C’est aussi cela qui se vit dans le rugby, au-delà du stade Jean Bouin, tout spécialement sous l’impulsion du président de la FFR, Florian Grill, qui a développé l’enjeu éducatif et l’enjeu citoyen du rugby. Cela s’est incarné notamment par les tournois de quartiers et le rugby fauteuil.

Ici, chacun découvrira qu’il y a plus grand que soi, plus grand que ce que nous pensons individuellement, plus grand que ce que nous croyons. Les dialogues seront exigeants pour que chacun atteigne un plus haut niveau de compréhension de la vie. Voilà pourquoi votre présence est décisive, Monsieur le Recteur de la Grande Mosquée, et nos amis de Saint François Molitor. Votre présence nous oblige. Elle nous retient de nous contenter d’un prêchi-prêcha qui serait telle une musique de fond  – agréable, mais incapable de nous élever à la hauteur des défis à relever. Nous sommes, chacun, en prise avec des sujets importants, qui ne sont pas seulement les sujets de nos communautés locales, mais des questions fondamentales de la vie, qui trouveront des réponses d’autant plus intéressantes que nous nous serons mutuellement stimulés pour atteindre un niveau de réflexion supérieur. Ce que nous nommons « Dieu », c’est cette exigence qui nous pousse à penser en bien ce qui est mal pensé, ou, le plus souvent, impensé. C’est dans cet esprit de transcendance que travaille notre association culturelle Études et Recherches d’Auteuil.

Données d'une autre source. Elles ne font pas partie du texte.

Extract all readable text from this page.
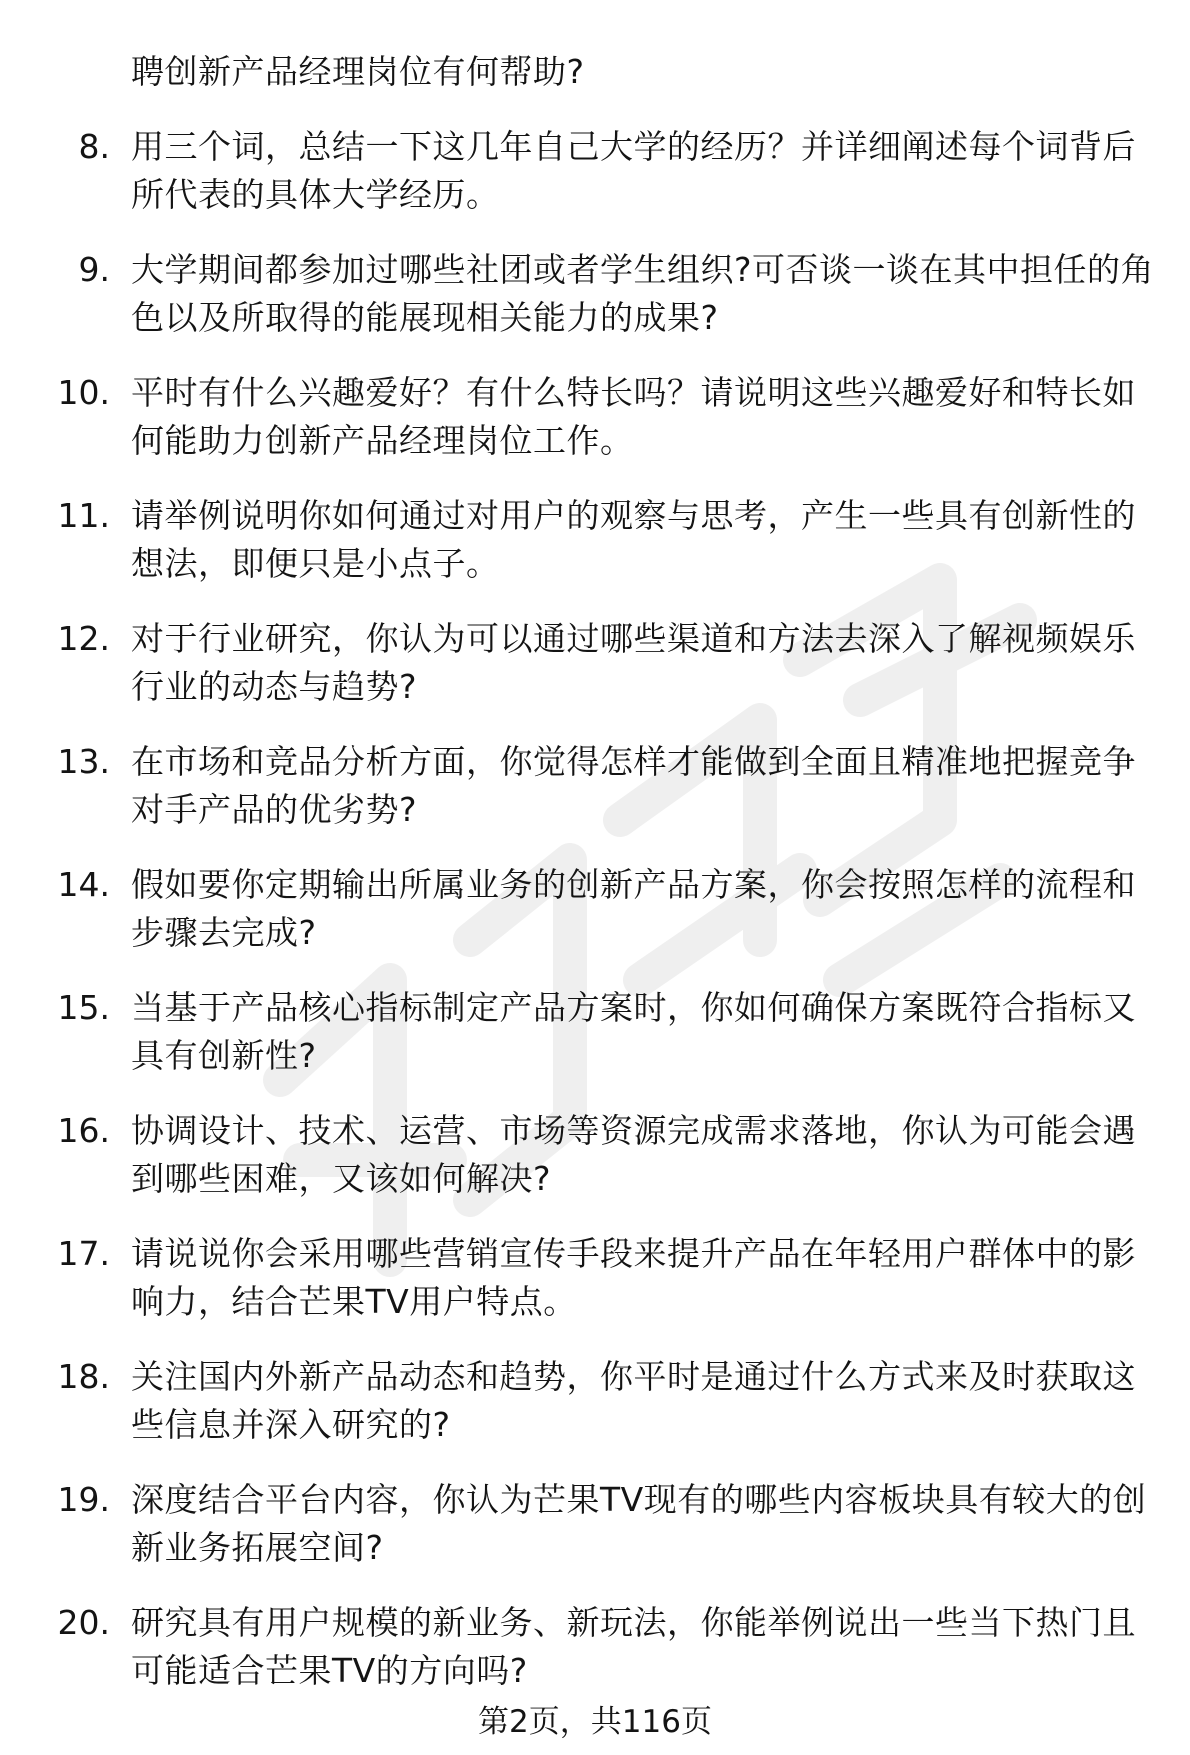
聘创新产品经理岗位有何帮助?
8. 用三个词，总结一下这几年自己大学的经历？并详细阐述每个词背后所代表的具体大学经历。
9. 大学期间都参加过哪些社团或者学生组织?可否谈一谈在其中担任的角色以及所取得的能展现相关能力的成果?
10. 平时有什么兴趣爱好？有什么特长吗？请说明这些兴趣爱好和特长如何能助力创新产品经理岗位工作。
11. 请举例说明你如何通过对用户的观察与思考，产生一些具有创新性的想法，即便只是小点子。
12. 对于行业研究，你认为可以通过哪些渠道和方法去深入了解视频娱乐行业的动态与趋势?
13. 在市场和竞品分析方面，你觉得怎样才能做到全面且精准地把握竞争对手产品的优劣势?
14. 假如要你定期输出所属业务的创新产品方案，你会按照怎样的流程和步骤去完成?
15. 当基于产品核心指标制定产品方案时，你如何确保方案既符合指标又具有创新性?
16. 协调设计、技术、运营、市场等资源完成需求落地，你认为可能会遇到哪些困难，又该如何解决?
17. 请说说你会采用哪些营销宣传手段来提升产品在年轻用户群体中的影响力，结合芒果TV用户特点。
18. 关注国内外新产品动态和趋势，你平时是通过什么方式来及时获取这些信息并深入研究的?
19. 深度结合平台内容，你认为芒果TV现有的哪些内容板块具有较大的创新业务拓展空间?
20. 研究具有用户规模的新业务、新玩法，你能举例说出一些当下热门且可能适合芒果TV的方向吗?
第2页，共116页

  1. La grâce est universelle

La grâce est inconditionnelle. Elle transcende notre nature. La grâce est universelle. Joseph, en disant qu’il entretiendra ses frères et leurs enfants, ne dit pas qu’il va investir dans le communautarisme, sans quoi il aurait dit qu’il allait entretenir ses frères ainsi que leurs fils. Or il n’est pas question des beney Israel. Il ne s’agit pas non plus des yeladim, les jeunes enfants. Le mot thaf, qui est employé par le rédacteur, ne désigne pas un lien filial.  Il parle des enfants qui sont au milieu du peuple, en tant que personne vulnérable, fragile, comme l’étaient également les femmes et les personnes âgées dans le Proche Orient Ancien.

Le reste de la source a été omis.